辞世の句とするならば、

 随分物騒な始まり方だなと自分でも思う。

 さて、2023年が始まってひと月が経った(追記:結局それから3ヶ月過ぎた4月になって、私はこの文章をネットの海に投げつけている)。なかなかにセンシティブな話題であるような気がするので残すかどうか迷ったけれど、きっと未来の自分が「ハェwwwwwwこの時の私おもしろwwwwww」と墓を掘り起こして棺を叩いて笑うだろうと思って、敢えてここで綴っておくことにした。見てるか私。2023年も楽しそうだぞお前。

 お察しの通りあの話だ。IMPACTorsが、ジャニーズ事務所をどうやら退所するらしい。

 出戻るなんて微塵も思わなかったこの界隈、思い返せば親子席から始まった#ジャニーズのある暮らし、まさかこんな形で幕を下ろすことになろうとは。それは、素直にそう思う。もしまたここを離れるならば、それは私自身がもう特定の贔屓を持たないと決意した時だろうと思っていたし、その時が来てもきっとこのコンテンツ自体は好きで居続けるのであろうとも漠然と思っていた。

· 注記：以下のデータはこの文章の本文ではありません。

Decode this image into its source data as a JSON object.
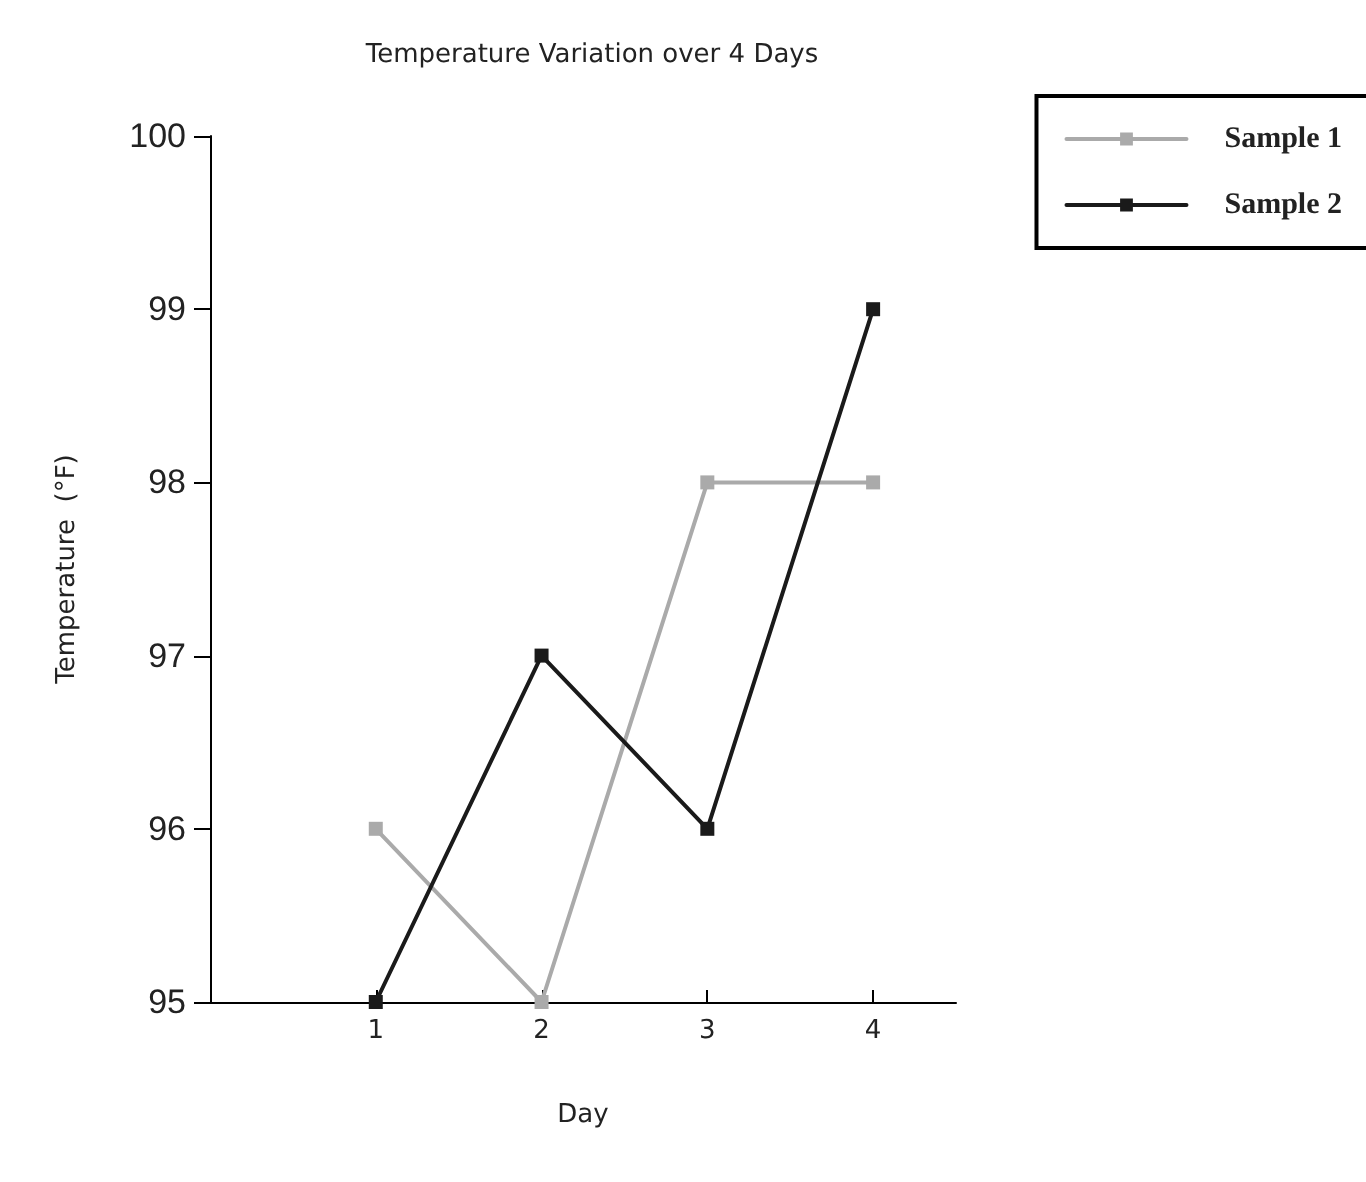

そうしたら、これだ。全くもっておもしれー男たちである。

 少しまともなファン(?)らしいことも言っておくと、まあ何も心配でないというわけではない。なにかしらの理由で決断したのだろうから、それはさぞやんごとないことなのだろうとは推察できる。彼らはジャニーズというものに対して憧れの強いグループに映っていたから(少なくとも私の目には、だ)、そんな彼らがそう選択したのだから、生半可な理由ではないだろうし、生半可な覚悟でもないのだろう。別に話してくれ説明してくれなんて思っちゃいないし、話したいなら勝手に話したらいいが話したくないなら話さなきゃいいと思う。私は彼らの言う大きな横並びのうちのひとりで、仲間だし味方だけれど、別に何も知らなくたって仲間にはなれるだろうと思うから。

 ただそれを聞いて、失うものを考えた時、無性に悔しくなった。名前、オリジナル曲、衣装、デビュー組になった未来。私の考えすぎなんかじゃなく、これは確信をもって、彼らの宝物であるはずで。それを、本来であれば一欠片だって取りこぼしたくないそれを、彼らは自分たちの手で捨てる選択肢を取ったと思うと、それが何よりも悔しかった。自分がなにか出来るわけなんてないのに、守ってあげたかった、傲慢にもそう思った。不安より悔しさで涙を流した。彼らの前で、ではなかったのが幸いだ。私にはPINKyとして強いふりをしていたいという意地があったから。

 今までまあまあしっかりめにオタクという人種として生きてきた。だから、嬉しい経験も悲しい経験もそれなりにしている。それでも、何度だって痛いし悔しい。宝物を、宝物だと解っていながら捨てる覚悟をするのは、苦しい。私よりもずっと苦しいはずの彼らを想うと、もっともっと苦しい。だからって何もできないのも、わかっているから苦しい。悔しい。
 どうしよう、と考えて思った。私に出来るのは、全部飲み下して笑うことくらいなんじゃなかろうか、と。お別れを憂うより、未来を楽しみにしていようと。不安が胸をつついてきた時は、それが紛れるくらいの大声で好きを叫んでいようと。
 もちろんこれは虚勢で、意地で、こんなところで誰かもわからないように弱音を零すくらいには、私は弱い。本当は弱いけれど、それでも彼らがSNSという言葉の海をぼんやり眺めた時に、私は強がってでも明るくありたいと思った。なにもできないなら、なにもできないなりに。だって結局何を憂いたところで、あの7人との横並びから消えるつもりは、今の私にはこれっぽっちもないのだから。だったら、私は虚勢でいいから笑っていたい。失うものを憂うより、なくしたものを悲しむより、今あるものを抱き締めて笑いたい。
 だって私が大好きな人は、いつだって最高を更新してくれる人だから。あの頃はよかった、なんて言っていたら、歩みを止めないあの人に見劣りしてしまうじゃないか。

 とはいえ、産まれてから随分長いこと連れ添ってきたそれとお別れすることだけは確かだ。憧れた私を、やさしく埋葬する番が来る。看取ってやるもの私一人なのだろうから、あとのことは私に託してこう結んでおこうと思う。

夜もすがら 契りしことを 忘れずは

 きっと私がいつか、この私の無責任に怒ってくれることを期待して。